CNN
August 31, 1999

U.S. farmers, Congressmen explore business potential in Cuba

                  HAVANA, Cuba (CNN) -- Cuba could become a new land of
                  opportunity for business, according to a delegation of U.S. rice farmers and
                  Congressmen investigating business possibilities on the communist island.

                  Rep. Nick Lampson (D-Texas), who supports pending legislation to lift the
                  trade embargo on food and medicine sales to Cuba, is leading the delegation.

                  "With commodity prices as they are we are doing everything we can to
                  expand our markets," said Steve Pringle, legislative director of the
                  Texas Farm Bureau who accompanied the lawmaker on the nine-person trade
                  mission.

                  The U.S. Grains Council says Cuba could soon be a one million-ton a year
                  market for U.S. grain.

                  Just a few miles away, Rep.
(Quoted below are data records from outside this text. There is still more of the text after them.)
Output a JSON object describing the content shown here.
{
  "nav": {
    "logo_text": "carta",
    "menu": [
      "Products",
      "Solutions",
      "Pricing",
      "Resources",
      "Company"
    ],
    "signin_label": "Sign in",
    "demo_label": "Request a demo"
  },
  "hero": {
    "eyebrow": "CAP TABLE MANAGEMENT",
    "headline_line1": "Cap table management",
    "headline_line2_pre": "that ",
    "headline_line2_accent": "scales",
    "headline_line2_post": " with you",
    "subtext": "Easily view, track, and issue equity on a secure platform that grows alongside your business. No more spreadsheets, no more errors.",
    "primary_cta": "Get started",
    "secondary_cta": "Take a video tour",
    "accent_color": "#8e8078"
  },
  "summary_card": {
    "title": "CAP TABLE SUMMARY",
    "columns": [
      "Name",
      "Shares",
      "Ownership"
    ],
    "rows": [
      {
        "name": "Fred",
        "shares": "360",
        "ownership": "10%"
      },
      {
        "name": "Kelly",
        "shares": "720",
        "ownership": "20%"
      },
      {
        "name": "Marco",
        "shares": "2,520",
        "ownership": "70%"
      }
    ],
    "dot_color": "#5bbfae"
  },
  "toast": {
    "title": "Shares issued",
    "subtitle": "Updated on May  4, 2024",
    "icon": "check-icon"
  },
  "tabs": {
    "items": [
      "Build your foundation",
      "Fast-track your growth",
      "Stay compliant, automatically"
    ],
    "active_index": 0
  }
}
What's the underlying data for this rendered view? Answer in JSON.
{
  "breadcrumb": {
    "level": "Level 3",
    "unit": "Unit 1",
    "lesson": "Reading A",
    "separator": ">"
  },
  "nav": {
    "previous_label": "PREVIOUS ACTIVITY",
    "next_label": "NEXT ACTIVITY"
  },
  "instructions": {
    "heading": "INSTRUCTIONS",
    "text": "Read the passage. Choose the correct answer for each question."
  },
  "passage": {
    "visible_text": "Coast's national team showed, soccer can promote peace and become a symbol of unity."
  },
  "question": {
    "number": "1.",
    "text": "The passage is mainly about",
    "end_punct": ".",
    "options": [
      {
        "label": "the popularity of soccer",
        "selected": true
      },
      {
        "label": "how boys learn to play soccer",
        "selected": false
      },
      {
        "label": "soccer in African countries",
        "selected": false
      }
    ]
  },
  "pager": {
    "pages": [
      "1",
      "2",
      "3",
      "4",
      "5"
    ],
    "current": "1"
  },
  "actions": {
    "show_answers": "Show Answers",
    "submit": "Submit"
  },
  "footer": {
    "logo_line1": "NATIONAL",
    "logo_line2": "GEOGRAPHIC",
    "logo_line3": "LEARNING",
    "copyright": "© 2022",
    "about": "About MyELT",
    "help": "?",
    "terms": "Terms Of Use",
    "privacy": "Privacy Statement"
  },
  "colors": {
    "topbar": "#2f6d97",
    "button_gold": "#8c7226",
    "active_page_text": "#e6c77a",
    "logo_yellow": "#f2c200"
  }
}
Danny Davis (D-Illinois), was learning about
                  Cuba's public health care system. "I am interested philosophically and
                  practically in normalizing relations with Cuba.

                  Lampson and Pringle are among more than a dozen U.S. lawmakers who
                  have visited Cuba since the Clinton administration announced measures to
                  increase personal contacts between Americans and Cubans while leaving the
                  embargo intact.

                  But more often than not, the visiting lawmakers have said they support at least
                  a partial lifting of the U.S. trade sanctions directed at Cuba since the early
                  1960s.

                  Two weeks ago, the Senate's Democratic leader and a fellow farm-state
                  senator spoke strongly for easing restrictions on food and drug sales to Cuba
                  after returning from a weekend visit that included a seven-hour meeting with
                  President Fidel Castro.
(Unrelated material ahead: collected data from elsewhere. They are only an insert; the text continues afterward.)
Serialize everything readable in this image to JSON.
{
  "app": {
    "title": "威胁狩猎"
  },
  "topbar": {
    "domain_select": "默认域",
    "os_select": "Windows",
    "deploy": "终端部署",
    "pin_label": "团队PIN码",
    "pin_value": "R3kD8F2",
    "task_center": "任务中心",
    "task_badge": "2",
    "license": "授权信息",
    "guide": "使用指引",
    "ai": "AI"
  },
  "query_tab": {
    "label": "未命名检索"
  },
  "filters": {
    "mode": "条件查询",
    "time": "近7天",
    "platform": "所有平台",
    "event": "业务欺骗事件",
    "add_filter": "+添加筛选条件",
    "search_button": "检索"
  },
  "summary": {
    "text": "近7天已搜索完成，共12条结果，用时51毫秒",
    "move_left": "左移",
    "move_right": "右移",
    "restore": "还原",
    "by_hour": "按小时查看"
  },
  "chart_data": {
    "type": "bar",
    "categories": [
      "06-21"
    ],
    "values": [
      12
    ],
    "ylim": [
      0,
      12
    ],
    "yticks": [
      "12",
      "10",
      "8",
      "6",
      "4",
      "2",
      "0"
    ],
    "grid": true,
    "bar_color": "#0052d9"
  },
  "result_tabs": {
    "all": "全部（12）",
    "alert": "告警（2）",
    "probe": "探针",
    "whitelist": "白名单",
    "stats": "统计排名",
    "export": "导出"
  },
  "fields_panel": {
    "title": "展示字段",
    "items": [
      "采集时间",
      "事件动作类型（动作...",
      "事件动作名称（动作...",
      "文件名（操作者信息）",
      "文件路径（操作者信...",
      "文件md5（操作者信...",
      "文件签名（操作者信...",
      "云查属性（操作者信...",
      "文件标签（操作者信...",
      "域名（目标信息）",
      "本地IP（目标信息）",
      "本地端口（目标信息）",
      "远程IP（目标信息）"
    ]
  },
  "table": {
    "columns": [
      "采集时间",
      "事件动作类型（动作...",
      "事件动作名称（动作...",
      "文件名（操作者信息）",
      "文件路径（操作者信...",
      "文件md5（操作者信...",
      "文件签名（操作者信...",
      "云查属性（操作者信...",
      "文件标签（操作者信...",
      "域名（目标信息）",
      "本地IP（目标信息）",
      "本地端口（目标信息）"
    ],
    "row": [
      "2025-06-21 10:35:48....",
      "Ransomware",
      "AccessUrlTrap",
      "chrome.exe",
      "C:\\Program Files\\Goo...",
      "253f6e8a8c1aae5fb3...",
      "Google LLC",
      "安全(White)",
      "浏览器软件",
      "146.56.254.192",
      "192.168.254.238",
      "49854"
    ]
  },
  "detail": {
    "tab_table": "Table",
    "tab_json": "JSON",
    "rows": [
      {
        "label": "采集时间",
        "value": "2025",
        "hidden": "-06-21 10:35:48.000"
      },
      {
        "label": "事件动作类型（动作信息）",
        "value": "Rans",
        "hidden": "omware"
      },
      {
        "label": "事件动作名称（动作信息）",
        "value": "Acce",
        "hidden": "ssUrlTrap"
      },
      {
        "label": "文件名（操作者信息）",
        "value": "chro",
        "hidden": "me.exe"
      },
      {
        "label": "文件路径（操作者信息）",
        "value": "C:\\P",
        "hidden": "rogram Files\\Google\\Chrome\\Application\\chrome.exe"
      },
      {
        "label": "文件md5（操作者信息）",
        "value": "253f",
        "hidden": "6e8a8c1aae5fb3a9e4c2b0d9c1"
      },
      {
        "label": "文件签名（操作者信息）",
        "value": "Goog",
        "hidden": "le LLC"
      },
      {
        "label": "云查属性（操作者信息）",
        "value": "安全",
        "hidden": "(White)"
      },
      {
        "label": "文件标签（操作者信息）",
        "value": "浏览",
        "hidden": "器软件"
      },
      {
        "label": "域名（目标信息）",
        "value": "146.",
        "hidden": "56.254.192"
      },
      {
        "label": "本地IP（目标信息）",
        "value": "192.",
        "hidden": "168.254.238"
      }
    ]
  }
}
                  Senate Minority Leader Thomas Daschle of South Dakota and Sen. Byron
                  Dorgan (D-North Dakota), went to Cuba just nine days after the Senate voted
                  to allow essentially unrestricted food and drug sales to the island.

                  Efforts over the years by congressional opponents of the embargo normally
                  have been easily defeated. But the August 4 vote reflected that lawmakers
                  are more eager now to open markets for American farmers.

                  The Texas' delegation's five-day visit, which will include meetings with Cuban
                  farmers, officials in the Ministry of Foreign Affairs, the Ministry of Agriculture
                  and the chief of the U.S. Interest Section in Havana.

                  "We hope to make contacts and develop relationships with Cuban officials so
                  that Southeast Texas rice farmers can export their fine products into this
                  country in the future," Lampson said from Washington in announcing the trip.

                  "I do not believe that the United States should ever use sanctions on food and
                  medical sales as a foreign policy tool," Lampson said in the earlier
                  announcement.

                  Not all of Lampson's congressional colleagues agree.

                  Rep. Lincoln Diaz-Balart (R-Florida), who was born in Cuba, criticized
                  Daschle and Dorgan after their trip. In a news release he said they were
                  "feasting with Cuban dictator Fidel Castro while the Cuban people are
                  condemned to misery and oppression by the dictatorship."